午後の光線
」のレビュー

午後の光線

南寝

心が柔らかかった時期を思い出した

ネタバレ
2025年4月14日
このレビューはネタバレを含みます▼ 中学生。あの頃のゆらぎを青春というひと言で片付けてしまうにはあまりにも短絡的で、軽率な気がする。線路で弾ける遺体を見て、性的興奮に繋がってしまう程『ちぐはぐ』で、不安定。小さな世界で起こる事が全てで、一つ一つが致命傷になりかねない。大人になってみるとちっぽけなことでもあの頃の自分にとっては心臓を抉られる出来事だっていっぱいだ。
一冊の漫画にこんなにも心を揺さぶられるのは何十年ぶりだと思う。下手をしたら学生の時以来かもしれない。レビューを書かれている『さめ』さんという方の解説が全てだと思うので、内容については多くを触れないでおく。
一コマずつに意味があって、ひと言ずつがあまりにも重くて、美しい。

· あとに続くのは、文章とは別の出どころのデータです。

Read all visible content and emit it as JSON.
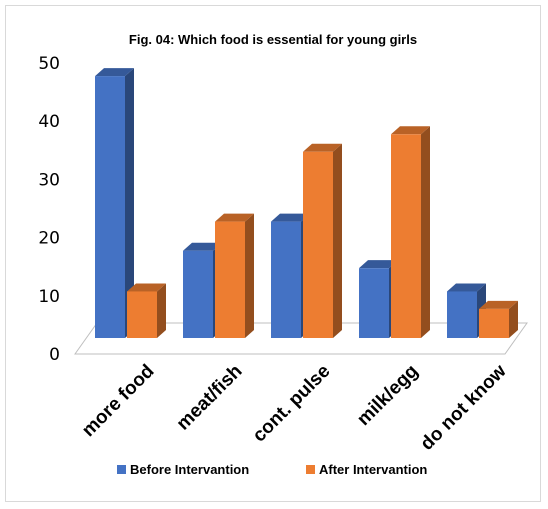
{
  "chart_data": {
    "type": "bar",
    "title": "Fig. 04: Which food is essential for young girls",
    "categories": [
      "more food",
      "meat/fish",
      "cont. pulse",
      "milk/egg",
      "do not know"
    ],
    "series": [
      {
        "name": "Before Intervantion",
        "values": [
          45,
          15,
          20,
          12,
          8
        ],
        "color": "#4472c4"
      },
      {
        "name": "After Intervantion",
        "values": [
          8,
          20,
          32,
          35,
          5
        ],
        "color": "#ed7d31"
      }
    ],
    "xlabel": "",
    "ylabel": "",
    "ylim": [
      0,
      50
    ],
    "yticks": [
      "0",
      "10",
      "20",
      "30",
      "40",
      "50"
    ],
    "grid": false,
    "legend_position": "bottom",
    "style": "3d-clustered-column"
  }
}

どんなに言葉を尽くしても、『午後の光線』を説明しようとすると、結局稚拙になる。
どの風景にも、香りにも、もう会えない大切な人が溶け込んでいる。どんなに時間が経ってもふとした時悲しみが押し寄せる。それを言葉にして、絵で魅せられる漫画家はそういないと思う。
追記:淀井の乳歯を囲んで酒が飲めるようになった3人を見てみたい。